Tasty outing to try something different

Ava Hughes, eight, is handed a smoothie by Edward Clifford, from Squeeze Juice Bars at the festival

Ava Hughes, eight, is handed a smoothie by Edward Clifford, from Squeeze Juice Bars at the festival

First published in Columns Oxford Mail: Photograph of the Author by

The Foodies Festival in South Parks celebrated hearty appetites in the sun.

Saturday’s downpours had long dried when I strolled among the eye-catching stalls, the marquees and the vibrant bars, following my nose, and the crowds enjoying the late summer sunshine.

There was something for everyone. If you fancied a burger, how about zebra?

Not your first choice? Then try wildebeest or springbok.

Nearby, bruschetta beckoned: crammed with ripe red tomatoes, garlic, leafy basil and freshly grated parmesan.

Posh pork pies vied with great British cheeses: whisky mac or Lancashire bomber? Tempura prawns? The field was all mine.

Enthusiasm attracted punters – honey opened to sample, quickly attracted a swarm of wasps.

Yet this was the stall to visit if you not only loved the product (the heather honey I tasted was superb), but also the means of production.

A colony would set you back £250, nuclei £150, and a single Queen, £32.

“The more you’re with bees, the more soothing they are,” the stall holder assured me, as wasps buzzed excitedly around us.

He sold us a small jar of pollen grains in a wing beat. “Superfood,” he commented. We’ll see.

Striking marketing could also draw you in.

Sinful smoothies – the “naughty lovechild of fruit and alcohol” packed a mean punch.

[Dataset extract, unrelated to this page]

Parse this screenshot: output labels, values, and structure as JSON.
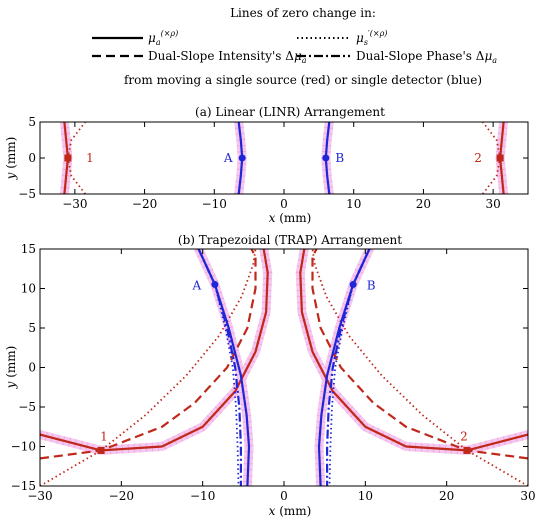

The combination of red berry and coconut, with a Malibu-like liqueur tasted good, but looked like rust.

The orange variant appeared more attractive but didn’t taste as distinctive. Still, it was a winner, and at a discounted Foodies Festival rate, fronted by attractive, personable staff, it’s mere six weeks commercial lifespan so far has surely many more months to run.

Savoury and sweet crepes looked even more appetising, served by snappily dressed Frenchman wearing red berets and black and white striped shirts. Ice cream flavours were enhanced by names such as Strawberry Seduction and Honeycombe Hash.

Nine hours of slow cooking over a charcoal grill produced succulent lamb at the Gaucho Grill. A large rib of beef was enjoyed by four- year-old Lottie, a visiting Bernese Mountain Dog who struck lucky.

The Giggly Pig’s sausages were relished by many – perhaps not so giggly for the pigs. “Try that,” the stall holder urged, as a new batch of samples arrived from the grill. Someone asked what was on the dish? “Just eat it,” the man said. Delicious! “You wouldn’t have said that if I’d told you it was faggots,” he said, triumphantly. No, but it tasted great.

Trying new things, enjoying the party atmosphere: a voluptuous singer in a long red dress sang Motown hits – at one time coming apart from her backing track – if not her zip.

“You can’t hurry love,” she sang.

No, and you can’t rush a food festival. It’s too good to bolt. Just linger, savour and taste.